OrgReg: the ID of Public Research
How many and which European Research Organizations are involved in Research and Innovation? How are distributed and interlinked each other? OrgReg, the first Register of Public-Sector Organizations, is a set towards answering to this question, which is increasingly important given the role attributed to research organizations by new managerial paradigms in science and higher education policies.
“OrgReg is a facility developed within RISIS to provide a reference list of research organizations and higher education institutions belonging to public sector above a minimal threshold of research output”, says Benedetto Lepori, professor of Science Communication at USI (Università della Svizzera italiana), RISIS partner and one of OrgReg creator.

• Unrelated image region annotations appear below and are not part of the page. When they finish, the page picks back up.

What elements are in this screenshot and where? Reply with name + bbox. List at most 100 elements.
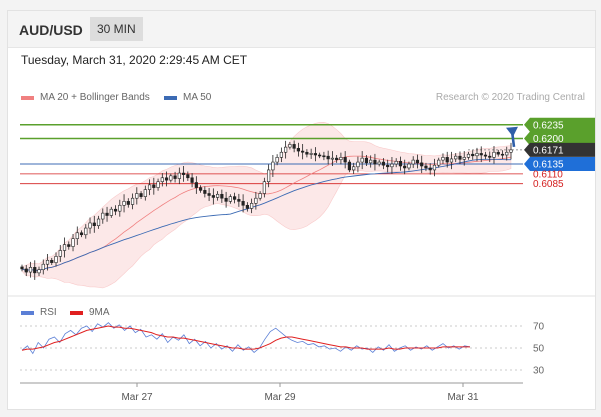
legend-ma20: MA 20 + Bollinger Bands <box>21 92 150 103</box>
candle-down <box>105 212 109 216</box>
legend-rsi-label: RSI <box>40 307 57 318</box>
x-axis-tick-label: Mar 29 <box>264 392 296 403</box>
candle-up <box>58 250 62 257</box>
candle-up <box>509 149 513 153</box>
candle-down <box>496 151 500 155</box>
level-label-resistance: 0.6235 <box>524 117 595 132</box>
candle-down <box>318 154 322 157</box>
candle-up <box>118 204 122 212</box>
rsi-9ma-line <box>21 325 470 351</box>
candle-down <box>67 244 71 247</box>
chart-datetime: Tuesday, March 31, 2020 2:29:45 AM CET <box>21 53 248 67</box>
candle-down <box>364 157 369 164</box>
candle-up <box>216 193 220 198</box>
candle-up <box>41 263 45 271</box>
candle-down <box>152 184 156 188</box>
candle-down <box>347 161 352 171</box>
level-label-last: 0.6171 <box>524 142 595 157</box>
candle-down <box>488 155 492 158</box>
level-label-text: 0.6200 <box>533 134 564 145</box>
candle-up <box>352 166 356 171</box>
candles <box>20 140 513 280</box>
candle-up <box>169 175 173 181</box>
candle-up <box>156 181 160 188</box>
level-label-support: 0.6110 <box>533 169 563 180</box>
candle-down <box>445 157 449 163</box>
research-credit: Research © 2020 Trading Central <box>435 92 585 103</box>
candle-down <box>139 193 143 197</box>
candle-up <box>432 164 437 171</box>
level-label-text: 0.6110 <box>533 169 563 180</box>
candle-up <box>330 157 335 160</box>
candle-down <box>500 153 505 156</box>
chart-frame: AUD/USD 30 MIN Tuesday, March 31, 2020 2… <box>7 10 596 410</box>
candle-down <box>126 201 130 205</box>
candle-down <box>415 159 420 164</box>
ma9-swatch <box>70 310 83 315</box>
candle-down <box>373 159 377 165</box>
candle-up <box>228 196 232 202</box>
candle-down <box>33 267 37 274</box>
candle-down <box>301 150 305 153</box>
candle-down <box>190 177 194 183</box>
ma20-swatch <box>21 95 34 100</box>
candle-down <box>173 175 177 179</box>
candle-down <box>386 164 390 168</box>
candle-down <box>224 197 228 202</box>
candle-down <box>292 144 296 149</box>
candle-down <box>207 193 211 196</box>
candle-up <box>267 169 271 183</box>
level-label-text: 0.6171 <box>533 145 564 156</box>
candle-up <box>462 157 466 160</box>
x-axis-tick-label: Mar 27 <box>121 392 153 403</box>
candle-up <box>45 259 50 265</box>
level-label-bg <box>524 142 595 157</box>
candle-up <box>88 222 92 229</box>
level-label-text: 0.6135 <box>533 160 564 171</box>
candle-down <box>237 199 241 202</box>
candle-down <box>164 177 169 181</box>
candle-down <box>211 195 215 198</box>
candle-up <box>28 267 33 273</box>
candle-up <box>262 181 266 194</box>
candle-up <box>437 159 441 166</box>
candle-down <box>398 160 403 167</box>
timeframe-badge[interactable]: 30 MIN <box>90 17 143 41</box>
candle-up <box>505 151 509 156</box>
candle-down <box>241 201 245 206</box>
candle-up <box>466 153 471 158</box>
rsi-line <box>21 322 471 355</box>
candle-up <box>407 163 411 169</box>
candle-down <box>296 148 300 152</box>
candle-up <box>284 146 288 153</box>
candle-down <box>458 155 462 160</box>
candle-down <box>428 167 432 171</box>
candle-up <box>271 161 275 171</box>
candle-up <box>109 208 113 216</box>
candle-up <box>475 153 479 157</box>
candle-down <box>181 172 186 175</box>
candle-up <box>356 161 360 168</box>
candle-up <box>492 151 496 158</box>
candle-down <box>322 155 326 158</box>
candle-down <box>92 222 96 227</box>
level-label-text: 0.6085 <box>533 179 564 190</box>
candle-up <box>37 269 41 274</box>
candle-down <box>313 153 318 156</box>
level-label-text: 0.6235 <box>533 120 564 131</box>
candle-up <box>288 144 292 148</box>
legend-rsi: RSI <box>21 307 57 318</box>
candle-up <box>449 158 454 163</box>
candle-up <box>62 244 67 251</box>
candle-down <box>20 266 24 270</box>
candle-up <box>411 159 415 165</box>
candle-down <box>198 187 203 191</box>
bollinger-band <box>21 121 512 289</box>
candle-down <box>326 155 330 160</box>
candle-up <box>360 157 364 163</box>
candle-up <box>254 197 258 204</box>
candle-up <box>130 197 135 205</box>
candle-down <box>113 208 118 212</box>
candle-up <box>250 203 254 209</box>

“While European registers have a long tradition in the private sector, for instance Eurostat, used as statistical and research instrument, no similar tradition in the public sector is observed. Only recently, registers started to emerge with the European Tertiary Education Register, ETER for what concerns Higher Education Institutions (HEIs)”.
Built on ETER, OrgReg has extended the coverage to all non-market oriented organizations with a sizeable research output, including specifically Public Research Organizations (PROs) and Research Hospitals (RH), as well as Private Non-Profit research Organizations (PNP) and, in the next release, Research Funding Organizations.

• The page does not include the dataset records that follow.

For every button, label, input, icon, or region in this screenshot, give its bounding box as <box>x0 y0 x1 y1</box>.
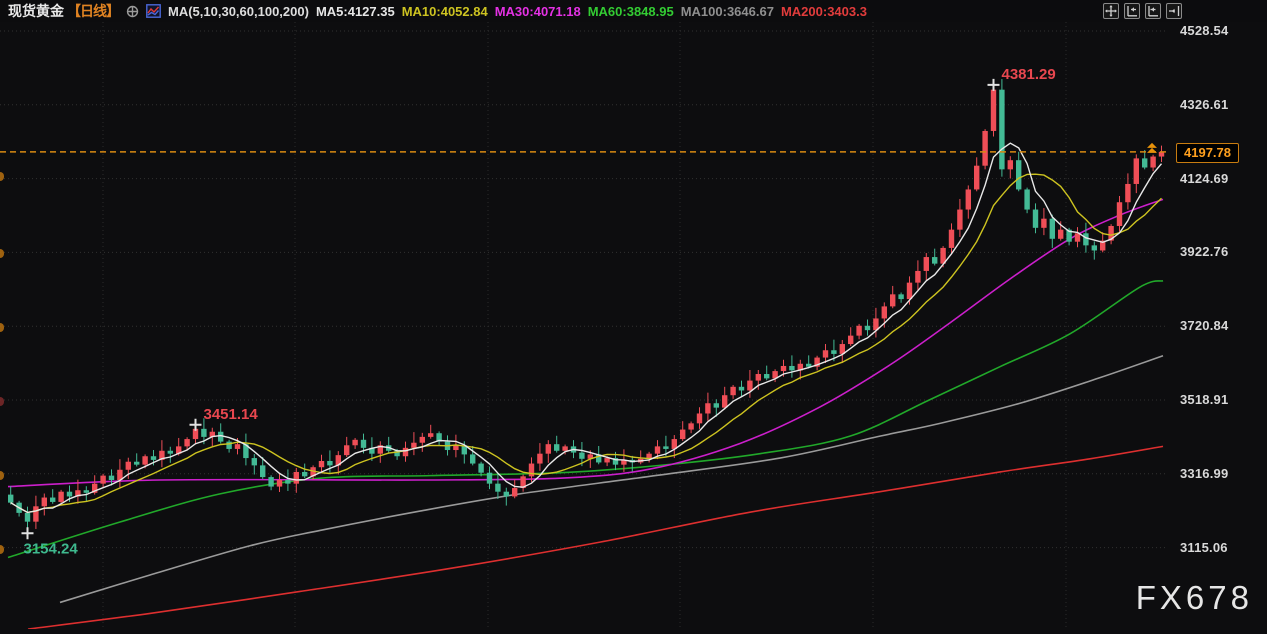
axis-tick-label: 3316.99 <box>1180 465 1229 481</box>
ma200-value-label: MA200:3403.3 <box>780 3 867 19</box>
clipped-axis-label-fragment <box>0 249 4 258</box>
axis-tick-label: 4326.61 <box>1180 96 1229 112</box>
ma60-value-label: MA60:3848.95 <box>587 3 674 19</box>
indicator-icon[interactable] <box>146 4 161 18</box>
clipped-axis-label-fragment <box>0 471 4 480</box>
ma10-value-label: MA10:4052.84 <box>401 3 488 19</box>
axis-tick-label: 3518.91 <box>1180 391 1229 407</box>
ma30-value-label: MA30:4071.18 <box>494 3 581 19</box>
ma5-value-label: MA5:4127.35 <box>315 3 395 19</box>
symbol-title: 现货黄金 <box>8 3 64 19</box>
clipped-axis-label-fragment <box>0 172 4 181</box>
period-label: 【日线】 <box>67 3 120 19</box>
scale-right-icon[interactable] <box>1145 3 1161 19</box>
axis-tick-label: 3115.06 <box>1180 539 1228 555</box>
price-annotation: 3154.24 <box>24 540 79 557</box>
ma-params-label: MA(5,10,30,60,100,200) <box>168 3 309 19</box>
clipped-axis-label-fragment <box>0 545 4 554</box>
crosshair-toggle-icon[interactable] <box>126 5 139 18</box>
scale-left-icon[interactable] <box>1124 3 1140 19</box>
jump-latest-icon[interactable] <box>1166 3 1182 19</box>
price-annotation: 4381.29 <box>1002 66 1056 83</box>
axis-tick-label: 4124.69 <box>1180 170 1229 186</box>
brand-watermark: FX678 <box>1135 579 1253 616</box>
clipped-axis-label-fragment <box>0 323 4 332</box>
ma100-value-label: MA100:3646.67 <box>680 3 774 19</box>
clipped-axis-label-fragment <box>0 397 4 406</box>
candlestick-chart[interactable]: 3154.24 3451.14 4381.29 <box>0 22 1267 630</box>
chart-canvas[interactable]: 3154.24 3451.14 4381.29 <box>0 22 1267 630</box>
axis-tick-label: 3922.76 <box>1180 244 1229 260</box>
chart-header: 现货黄金 【日线】 MA(5,10,30,60,100,200) MA5:412… <box>0 0 1267 22</box>
axis-tick-label: 4528.54 <box>1180 23 1229 38</box>
current-price-tag: 4197.78 <box>1176 142 1239 163</box>
axis-tick-label: 3720.84 <box>1180 318 1229 334</box>
price-annotation: 3451.14 <box>204 406 259 423</box>
chart-toolbar <box>1103 3 1182 19</box>
pan-crosshair-icon[interactable] <box>1103 3 1119 19</box>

With 5,505 entities and 39 countries covered, OrgReg provides a perfect identity document of Public Research: every entity is associated with an identifier stable over time and complemented with demographic information, including foundation, closure year and tracking demographic events. Legal and English name are included, as a set of characteristic of entities: website, country of establishment, entity type and level (group, organizations, and component). Finally, we can find geographical locations of each entity, including postcode, city name, and geographical coordinates.
The facility is not meant to be isolated, but a tool to interconnect some key data sources in RISIS. “Currently, OrgReg identifiers are available in the Web of Science database at CWTS, in the EUPRO database at AIT and in the PATSTAT database at IFRIS – as well as in the RISIS-ETER database”, Lepori says. “This allows researchers to easily merge data at the organizational level from different sources at the organizational level. As a further step, OrgReg will be transformed into a true research database providing information on research output of all public research organizations in Europe”.
OrgReg is a public resource that can be accessed and downloaded on line upon pre-registration from orgreg.joanneum.at.